The rendered markdown file with outputs: `main-text-figures.md` and `appendix-figures.md`. `renv` ensures that everyone is working from the same environment and with the same package versions. Code was run on R 4.0.2.

# Running the code

1. Fork this repository

2. Open the `.Rproj` and the Rmarkdown files (`.Rmd`) in RStudio. 

3. Run `renv::init()` to automatically install the packages declared in that lockfile into your private project library. Then run `renv::restore()` to restore the state of the project at time of analysis from `renv.lock`. (This step may take a while.)

4. In the `.Rmd`s, run the code chunk by chunk or `knit` to re-render the `.md` in RStudio.


# Code and Data

Only the code and final outputs are provided in the repository, as some source data cannot be made public.

`build.R`  
Contains preprocessing of survey and browser extension data, and produces three user-level datasets:  
   1. `activity_yg_cces.rds` : the primary dataset used for user-level analyses, combines survey data (provided by YouGov), 2018 CCES survey data (provided by YouGov), and browser activity counts for participants where they exist subsetting to only users with any browser activity data.  
   2. `browser_history_yg_cces.rds` : merges the same YouGov data except that it contains browser _history_ variables (used in the appendix) rather than _activity_ data (used for main text), and subsets to only users with any browser history data.
   3. `yg_browser_cces_merged.rds` : a merged table containing survey, browser history, and browser activity data for all participants in the YouGov survey. This dataset is used in comparisons between the full sample of 4,000 and the fraction of those for whom we have browser extension data (e.g., in Table S1 and Figure S13).
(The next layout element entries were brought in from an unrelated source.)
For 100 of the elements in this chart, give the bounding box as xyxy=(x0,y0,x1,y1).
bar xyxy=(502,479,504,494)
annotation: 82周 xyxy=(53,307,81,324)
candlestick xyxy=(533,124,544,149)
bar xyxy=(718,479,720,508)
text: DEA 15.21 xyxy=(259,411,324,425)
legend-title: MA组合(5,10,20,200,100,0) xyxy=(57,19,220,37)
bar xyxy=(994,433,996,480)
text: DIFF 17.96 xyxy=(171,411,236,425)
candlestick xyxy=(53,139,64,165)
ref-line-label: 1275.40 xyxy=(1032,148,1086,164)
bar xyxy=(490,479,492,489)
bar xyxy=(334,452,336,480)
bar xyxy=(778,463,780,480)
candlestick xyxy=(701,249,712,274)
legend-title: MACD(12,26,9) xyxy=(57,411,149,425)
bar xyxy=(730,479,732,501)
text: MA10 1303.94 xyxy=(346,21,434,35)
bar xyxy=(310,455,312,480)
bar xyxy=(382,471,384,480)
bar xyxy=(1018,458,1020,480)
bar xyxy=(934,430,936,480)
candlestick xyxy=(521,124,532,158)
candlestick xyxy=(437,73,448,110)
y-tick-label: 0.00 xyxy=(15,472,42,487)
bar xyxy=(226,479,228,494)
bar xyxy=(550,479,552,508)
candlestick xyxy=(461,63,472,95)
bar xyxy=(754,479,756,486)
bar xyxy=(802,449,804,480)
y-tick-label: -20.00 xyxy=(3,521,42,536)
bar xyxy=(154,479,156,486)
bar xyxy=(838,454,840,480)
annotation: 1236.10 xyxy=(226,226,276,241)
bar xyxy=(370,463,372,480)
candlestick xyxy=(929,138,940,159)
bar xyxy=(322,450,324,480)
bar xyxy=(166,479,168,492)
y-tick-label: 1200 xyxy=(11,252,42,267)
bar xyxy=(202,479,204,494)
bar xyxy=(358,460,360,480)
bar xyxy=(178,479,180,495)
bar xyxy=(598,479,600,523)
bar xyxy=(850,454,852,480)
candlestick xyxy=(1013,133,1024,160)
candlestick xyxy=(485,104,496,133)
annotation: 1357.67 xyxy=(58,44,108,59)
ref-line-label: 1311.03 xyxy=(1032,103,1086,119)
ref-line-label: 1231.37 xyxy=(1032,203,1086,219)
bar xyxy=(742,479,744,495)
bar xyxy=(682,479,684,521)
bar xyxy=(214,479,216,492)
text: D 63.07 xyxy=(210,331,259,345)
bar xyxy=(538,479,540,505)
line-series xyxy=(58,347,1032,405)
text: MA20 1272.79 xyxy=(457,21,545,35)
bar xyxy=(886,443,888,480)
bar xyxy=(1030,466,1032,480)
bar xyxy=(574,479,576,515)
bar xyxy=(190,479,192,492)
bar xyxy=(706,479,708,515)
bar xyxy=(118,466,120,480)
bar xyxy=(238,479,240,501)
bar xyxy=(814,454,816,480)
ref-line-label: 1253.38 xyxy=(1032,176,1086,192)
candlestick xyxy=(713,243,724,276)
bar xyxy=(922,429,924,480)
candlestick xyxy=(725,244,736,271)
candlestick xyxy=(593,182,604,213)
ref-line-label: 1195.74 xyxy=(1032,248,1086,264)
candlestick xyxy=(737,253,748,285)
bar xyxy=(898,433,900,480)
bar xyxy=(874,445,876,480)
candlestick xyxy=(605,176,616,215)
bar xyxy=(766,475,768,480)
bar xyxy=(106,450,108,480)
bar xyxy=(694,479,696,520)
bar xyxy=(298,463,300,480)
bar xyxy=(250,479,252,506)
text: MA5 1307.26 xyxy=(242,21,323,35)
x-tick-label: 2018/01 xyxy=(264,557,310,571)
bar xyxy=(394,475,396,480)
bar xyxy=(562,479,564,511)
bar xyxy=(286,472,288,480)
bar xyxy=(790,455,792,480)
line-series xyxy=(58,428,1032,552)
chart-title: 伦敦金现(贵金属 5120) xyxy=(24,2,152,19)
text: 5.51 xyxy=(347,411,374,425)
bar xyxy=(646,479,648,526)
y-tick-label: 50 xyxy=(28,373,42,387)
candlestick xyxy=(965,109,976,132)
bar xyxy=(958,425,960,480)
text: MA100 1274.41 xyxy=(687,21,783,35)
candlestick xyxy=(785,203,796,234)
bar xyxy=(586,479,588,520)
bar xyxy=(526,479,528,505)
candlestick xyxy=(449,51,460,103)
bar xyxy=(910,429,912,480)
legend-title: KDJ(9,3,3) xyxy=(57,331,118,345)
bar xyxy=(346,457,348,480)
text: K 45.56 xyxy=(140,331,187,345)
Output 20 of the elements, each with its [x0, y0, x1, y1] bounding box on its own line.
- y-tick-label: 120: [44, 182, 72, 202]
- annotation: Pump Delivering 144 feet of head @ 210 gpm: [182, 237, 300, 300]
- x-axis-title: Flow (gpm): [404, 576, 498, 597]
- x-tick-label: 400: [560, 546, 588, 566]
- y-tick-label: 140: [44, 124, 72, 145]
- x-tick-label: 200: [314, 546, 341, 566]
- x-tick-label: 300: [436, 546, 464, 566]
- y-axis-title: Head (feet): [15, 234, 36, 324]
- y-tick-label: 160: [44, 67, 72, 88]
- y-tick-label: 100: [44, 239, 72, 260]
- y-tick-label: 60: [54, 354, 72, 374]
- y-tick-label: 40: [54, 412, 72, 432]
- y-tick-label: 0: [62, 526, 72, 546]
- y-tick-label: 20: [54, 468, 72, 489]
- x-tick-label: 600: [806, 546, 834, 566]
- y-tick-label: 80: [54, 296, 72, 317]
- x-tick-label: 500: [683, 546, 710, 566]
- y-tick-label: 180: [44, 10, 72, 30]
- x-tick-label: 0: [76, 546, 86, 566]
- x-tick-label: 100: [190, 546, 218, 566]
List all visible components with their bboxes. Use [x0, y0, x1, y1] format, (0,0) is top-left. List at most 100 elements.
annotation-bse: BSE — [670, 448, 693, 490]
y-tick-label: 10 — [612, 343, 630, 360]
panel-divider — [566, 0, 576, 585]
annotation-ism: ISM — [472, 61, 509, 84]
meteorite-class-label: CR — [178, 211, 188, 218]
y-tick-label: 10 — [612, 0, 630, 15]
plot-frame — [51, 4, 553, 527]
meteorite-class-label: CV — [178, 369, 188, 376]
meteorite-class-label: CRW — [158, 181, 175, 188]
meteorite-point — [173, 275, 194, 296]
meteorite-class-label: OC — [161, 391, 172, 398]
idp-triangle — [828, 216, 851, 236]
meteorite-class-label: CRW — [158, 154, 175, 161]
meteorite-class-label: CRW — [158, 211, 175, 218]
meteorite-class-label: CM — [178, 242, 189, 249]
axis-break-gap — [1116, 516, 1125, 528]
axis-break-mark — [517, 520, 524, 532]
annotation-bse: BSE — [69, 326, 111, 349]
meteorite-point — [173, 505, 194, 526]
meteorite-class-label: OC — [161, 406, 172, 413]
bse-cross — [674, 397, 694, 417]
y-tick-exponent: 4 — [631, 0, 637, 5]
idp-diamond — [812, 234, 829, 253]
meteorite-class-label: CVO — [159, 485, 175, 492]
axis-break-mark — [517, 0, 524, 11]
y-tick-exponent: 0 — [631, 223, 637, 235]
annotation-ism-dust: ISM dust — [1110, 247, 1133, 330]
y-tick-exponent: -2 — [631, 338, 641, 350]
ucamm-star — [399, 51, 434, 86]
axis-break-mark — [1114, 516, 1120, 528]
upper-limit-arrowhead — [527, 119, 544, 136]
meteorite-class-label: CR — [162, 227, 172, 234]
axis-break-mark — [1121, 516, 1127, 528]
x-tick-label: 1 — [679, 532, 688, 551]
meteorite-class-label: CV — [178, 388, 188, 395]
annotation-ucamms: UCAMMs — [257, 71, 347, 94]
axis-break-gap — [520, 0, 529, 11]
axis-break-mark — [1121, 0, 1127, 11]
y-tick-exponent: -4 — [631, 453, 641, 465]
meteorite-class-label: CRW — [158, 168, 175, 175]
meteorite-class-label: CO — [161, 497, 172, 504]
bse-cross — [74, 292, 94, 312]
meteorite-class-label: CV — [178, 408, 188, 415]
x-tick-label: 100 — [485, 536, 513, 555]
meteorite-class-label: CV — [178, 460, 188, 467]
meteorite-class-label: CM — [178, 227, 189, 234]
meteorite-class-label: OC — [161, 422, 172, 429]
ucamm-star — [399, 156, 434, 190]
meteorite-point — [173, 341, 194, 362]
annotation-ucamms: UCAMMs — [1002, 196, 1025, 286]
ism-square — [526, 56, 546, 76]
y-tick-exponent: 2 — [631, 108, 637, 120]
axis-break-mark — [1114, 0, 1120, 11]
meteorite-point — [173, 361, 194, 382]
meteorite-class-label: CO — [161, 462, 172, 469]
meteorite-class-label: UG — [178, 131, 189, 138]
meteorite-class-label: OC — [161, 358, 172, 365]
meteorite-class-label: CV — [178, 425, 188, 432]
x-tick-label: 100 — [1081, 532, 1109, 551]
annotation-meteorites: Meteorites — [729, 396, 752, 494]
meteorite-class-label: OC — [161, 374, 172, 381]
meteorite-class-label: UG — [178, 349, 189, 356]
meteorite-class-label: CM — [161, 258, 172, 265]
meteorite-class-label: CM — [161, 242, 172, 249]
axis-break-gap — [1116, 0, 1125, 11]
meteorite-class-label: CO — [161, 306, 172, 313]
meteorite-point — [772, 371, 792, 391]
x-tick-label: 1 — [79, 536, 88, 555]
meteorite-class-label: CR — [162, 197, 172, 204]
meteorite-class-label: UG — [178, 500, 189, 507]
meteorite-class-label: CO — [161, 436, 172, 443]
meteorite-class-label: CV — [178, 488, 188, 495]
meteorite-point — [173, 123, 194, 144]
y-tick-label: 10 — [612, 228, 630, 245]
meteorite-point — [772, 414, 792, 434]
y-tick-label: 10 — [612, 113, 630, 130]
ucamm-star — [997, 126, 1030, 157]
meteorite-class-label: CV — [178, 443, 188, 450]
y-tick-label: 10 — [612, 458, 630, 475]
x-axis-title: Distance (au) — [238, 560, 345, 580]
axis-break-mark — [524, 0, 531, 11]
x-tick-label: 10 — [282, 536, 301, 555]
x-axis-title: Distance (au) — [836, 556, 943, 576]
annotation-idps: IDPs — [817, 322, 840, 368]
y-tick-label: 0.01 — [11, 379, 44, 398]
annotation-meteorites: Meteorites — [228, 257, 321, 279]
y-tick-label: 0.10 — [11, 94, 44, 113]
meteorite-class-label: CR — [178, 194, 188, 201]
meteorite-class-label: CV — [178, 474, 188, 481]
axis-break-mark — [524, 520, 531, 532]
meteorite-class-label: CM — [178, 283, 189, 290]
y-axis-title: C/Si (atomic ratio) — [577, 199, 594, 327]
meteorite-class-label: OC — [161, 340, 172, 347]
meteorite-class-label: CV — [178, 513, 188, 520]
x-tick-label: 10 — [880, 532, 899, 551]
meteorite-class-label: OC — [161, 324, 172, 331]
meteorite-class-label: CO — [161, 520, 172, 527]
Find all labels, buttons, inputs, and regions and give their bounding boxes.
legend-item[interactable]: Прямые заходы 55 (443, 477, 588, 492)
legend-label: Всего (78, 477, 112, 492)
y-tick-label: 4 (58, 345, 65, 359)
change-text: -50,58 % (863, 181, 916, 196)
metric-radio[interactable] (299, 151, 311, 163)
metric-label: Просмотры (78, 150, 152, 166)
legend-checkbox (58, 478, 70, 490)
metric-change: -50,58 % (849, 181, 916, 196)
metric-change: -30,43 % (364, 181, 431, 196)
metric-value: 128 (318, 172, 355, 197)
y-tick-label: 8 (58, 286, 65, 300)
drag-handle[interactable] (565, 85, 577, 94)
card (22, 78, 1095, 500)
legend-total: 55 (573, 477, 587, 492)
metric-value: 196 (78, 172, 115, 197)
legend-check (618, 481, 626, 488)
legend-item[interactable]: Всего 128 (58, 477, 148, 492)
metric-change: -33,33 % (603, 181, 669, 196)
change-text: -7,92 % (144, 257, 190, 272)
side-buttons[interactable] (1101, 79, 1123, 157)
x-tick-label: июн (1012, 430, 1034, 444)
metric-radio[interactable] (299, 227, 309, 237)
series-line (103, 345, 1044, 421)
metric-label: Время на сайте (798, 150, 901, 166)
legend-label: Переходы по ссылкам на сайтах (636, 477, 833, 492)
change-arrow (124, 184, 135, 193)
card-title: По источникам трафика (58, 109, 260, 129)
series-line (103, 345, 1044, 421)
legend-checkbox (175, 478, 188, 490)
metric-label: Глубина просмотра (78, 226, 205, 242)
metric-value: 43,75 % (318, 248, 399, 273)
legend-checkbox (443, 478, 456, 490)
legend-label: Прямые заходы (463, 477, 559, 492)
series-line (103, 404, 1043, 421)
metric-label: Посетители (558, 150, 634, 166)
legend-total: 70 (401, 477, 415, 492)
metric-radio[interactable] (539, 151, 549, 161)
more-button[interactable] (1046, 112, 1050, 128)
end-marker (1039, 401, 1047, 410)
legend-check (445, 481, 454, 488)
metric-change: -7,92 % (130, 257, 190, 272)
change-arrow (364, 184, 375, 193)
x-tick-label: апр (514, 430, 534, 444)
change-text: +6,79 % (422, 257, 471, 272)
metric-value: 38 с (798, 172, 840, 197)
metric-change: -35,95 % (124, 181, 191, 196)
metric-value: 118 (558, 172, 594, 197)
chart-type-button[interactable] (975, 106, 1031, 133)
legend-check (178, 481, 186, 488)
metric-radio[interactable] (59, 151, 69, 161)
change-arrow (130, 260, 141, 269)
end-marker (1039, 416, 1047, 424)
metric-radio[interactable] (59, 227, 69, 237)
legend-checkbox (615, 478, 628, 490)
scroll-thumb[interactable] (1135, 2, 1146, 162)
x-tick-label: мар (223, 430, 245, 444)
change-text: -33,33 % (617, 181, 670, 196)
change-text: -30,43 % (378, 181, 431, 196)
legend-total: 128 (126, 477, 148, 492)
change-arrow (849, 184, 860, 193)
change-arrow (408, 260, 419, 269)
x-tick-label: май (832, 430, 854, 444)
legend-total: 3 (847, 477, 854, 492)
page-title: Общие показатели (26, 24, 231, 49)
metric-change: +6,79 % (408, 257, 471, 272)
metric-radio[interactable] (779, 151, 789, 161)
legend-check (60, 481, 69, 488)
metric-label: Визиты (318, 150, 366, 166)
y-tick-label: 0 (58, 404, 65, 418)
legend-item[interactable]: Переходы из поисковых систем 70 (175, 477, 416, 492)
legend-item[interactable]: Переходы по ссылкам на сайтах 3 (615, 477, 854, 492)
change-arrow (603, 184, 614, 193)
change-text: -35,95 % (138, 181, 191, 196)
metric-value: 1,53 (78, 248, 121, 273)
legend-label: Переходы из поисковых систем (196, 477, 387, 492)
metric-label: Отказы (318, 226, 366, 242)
Also produces several other aggregated datasets used in the analysis:  
   1. `on_platform_referrers_by_channel_wtd.csv` : YouTube referrers by channel.  
   2. `aggregated_referrers_by_channel_wtd.csv` : all referrers by channel.  
   3. `recommendation_pipeline_wtd.tsv`: pipeline of YouTube recommendations and follows.  
   4. `summarize_subscribe_table_wtd.csv`: summary of user subscription results.  

The datasets without `*_wtd` in the name contain the unweighted estimates.

Variables in each dataset are renamed from the YouGov survey (see `DART0034_codebook.pdf` for original names). In `activity_yg_cces.rds` and `browser_history_yg_cces.rds`, we restricted the set of participants in the analyses to those for whom we could capture at least one day of activity/browser history data. `yg_browser_cces_merged.rds` contain data for all participants who took the YouGov survey.

We also provide tables for day-level averages by channel type for browser activity data in `day_count_averages.csv` and `day_time_averages.csv`.